How Companies Win: Profiting from Demand-Driven Business Models No Matter What Business You're In
Harper Business; $26.99
As fun as Whack-a-Mole is, randomly pounding small animals on the head is hardly a business strategy - and yet, in some ways, it's the strategy pursued by all the companies that wait to see what customer needs pop up, and then race to fulfill them. The best companies, on the other hand, get out ahead of customer demand and even create it - bringing the mole to the surface at just the point they're ready to whack it.
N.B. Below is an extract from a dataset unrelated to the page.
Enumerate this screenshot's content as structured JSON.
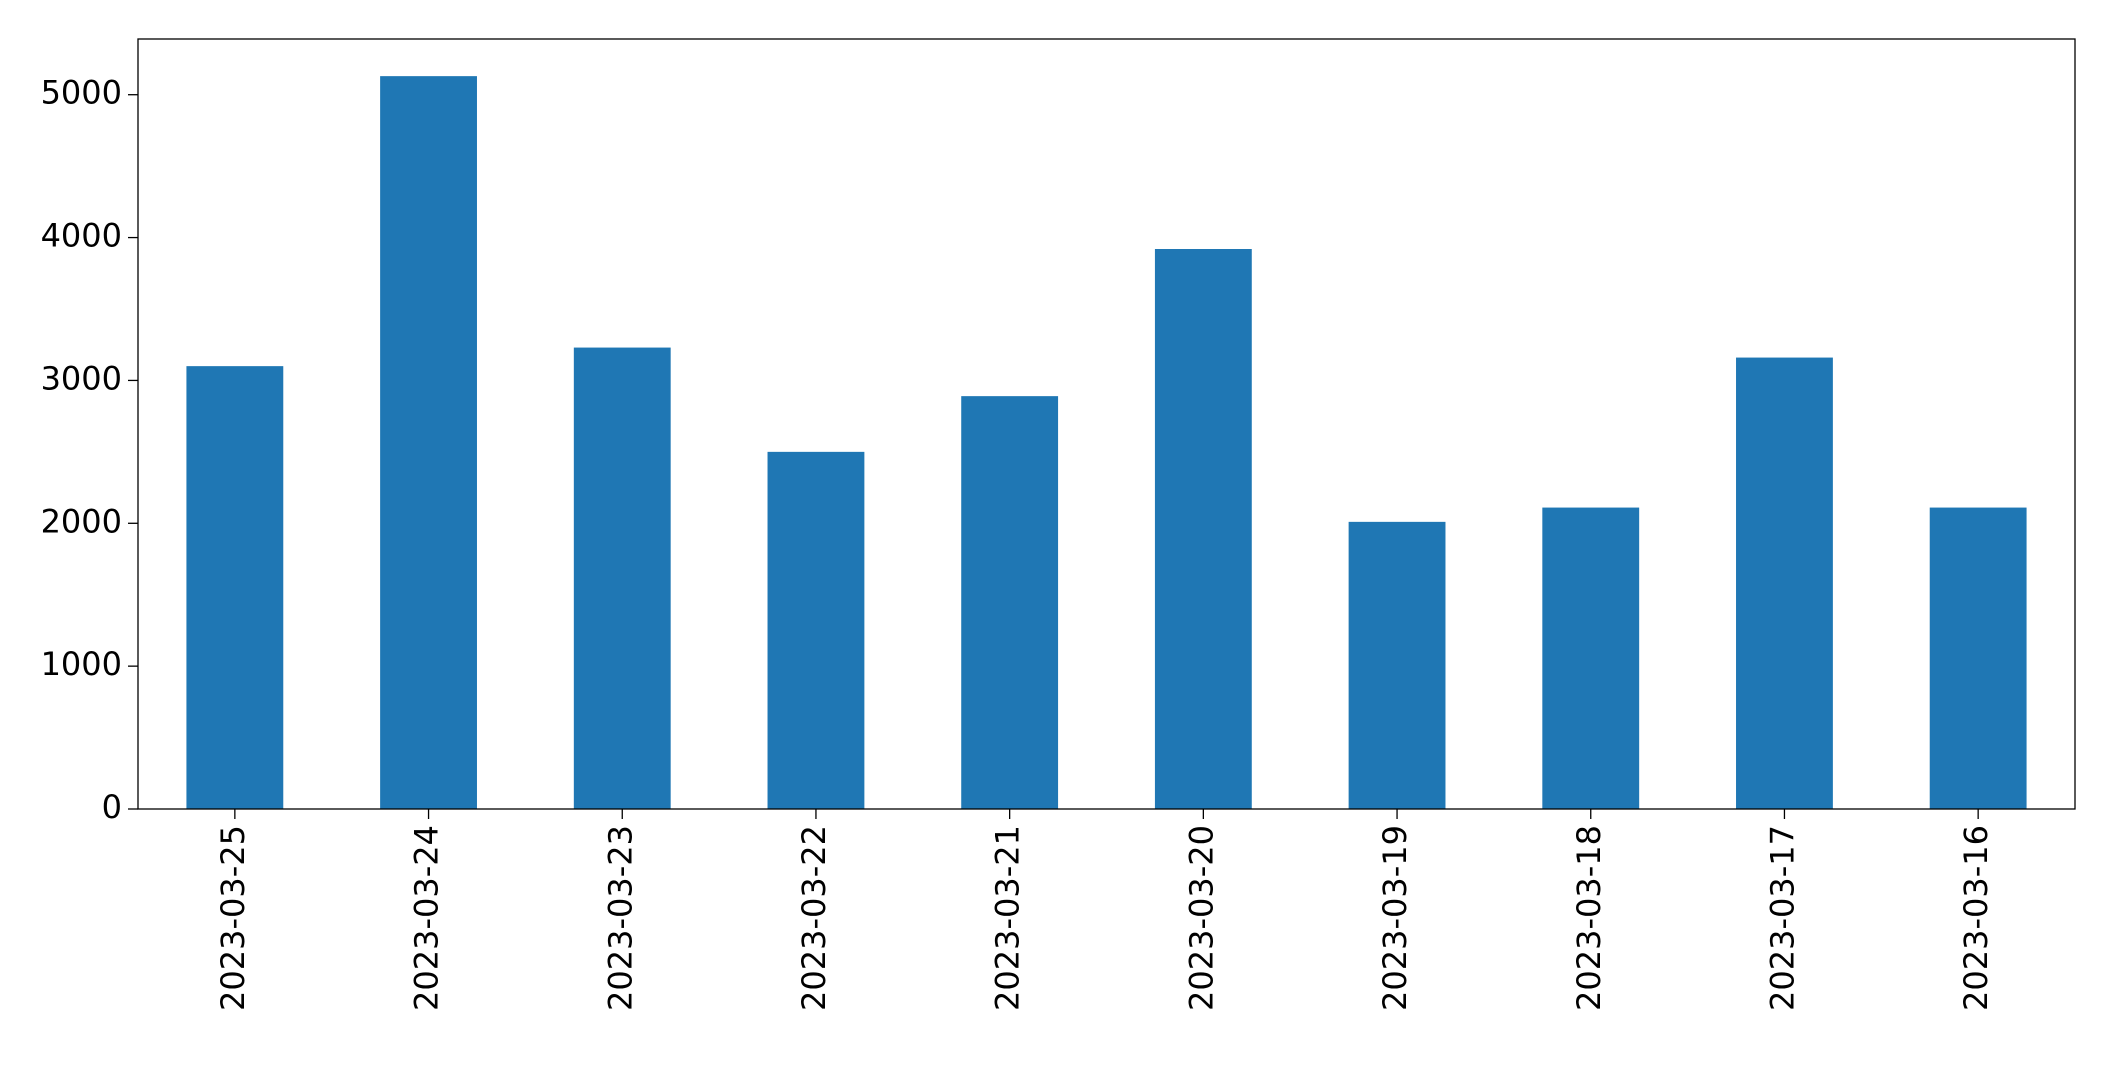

In Whack-a-Mole, this involves a blindfold, finely honed senses, and a certain amount of Zen meditation; in business, according to How Companies Win, it involves inventive prediction of where markets are moving, based on macro-economic and customer trends, analysis of successes and failures in adjacent categories, and a strong knowledge of your customer base and where the pools of "high-profit" demand are most likely to be. Drawing on success stories from a wide range of businesses, it offers a valuable blueprint for getting to the mole before everyone else.
True tax stories
Get Capone: The Secret Plot That Captured America's Most Wanted Gangster
Simon & Schuster; $28
Can there be a better episode in history for accountants than the story of Al Capone? It's got guns, booze, broads and back taxes, plus it's the only story we know of whose moral is, "File timely!" Get Capone is a new retelling of Scarface's rise and fall, including information from previously unreleased Internal Revenue Service and prosecutorial files. Fast-paced and exciting, it gives as much attention to Capone's underworld high jinx as to the government campaign to put him behind bars, and the tax charges they used to do it, while also throwing some new light on the St. Valentine's Day Massacre, and debunking some Capone-related myths.
Also in print
With its usual speed, CCH has produced a mammoth guide to the recent Dodd-Frank Wall Street Reform and Consumer Protection Act. We'll go out on a limb and say that CCH probably understands the new law better than Congress does, and with their explanations and analysis, you will too.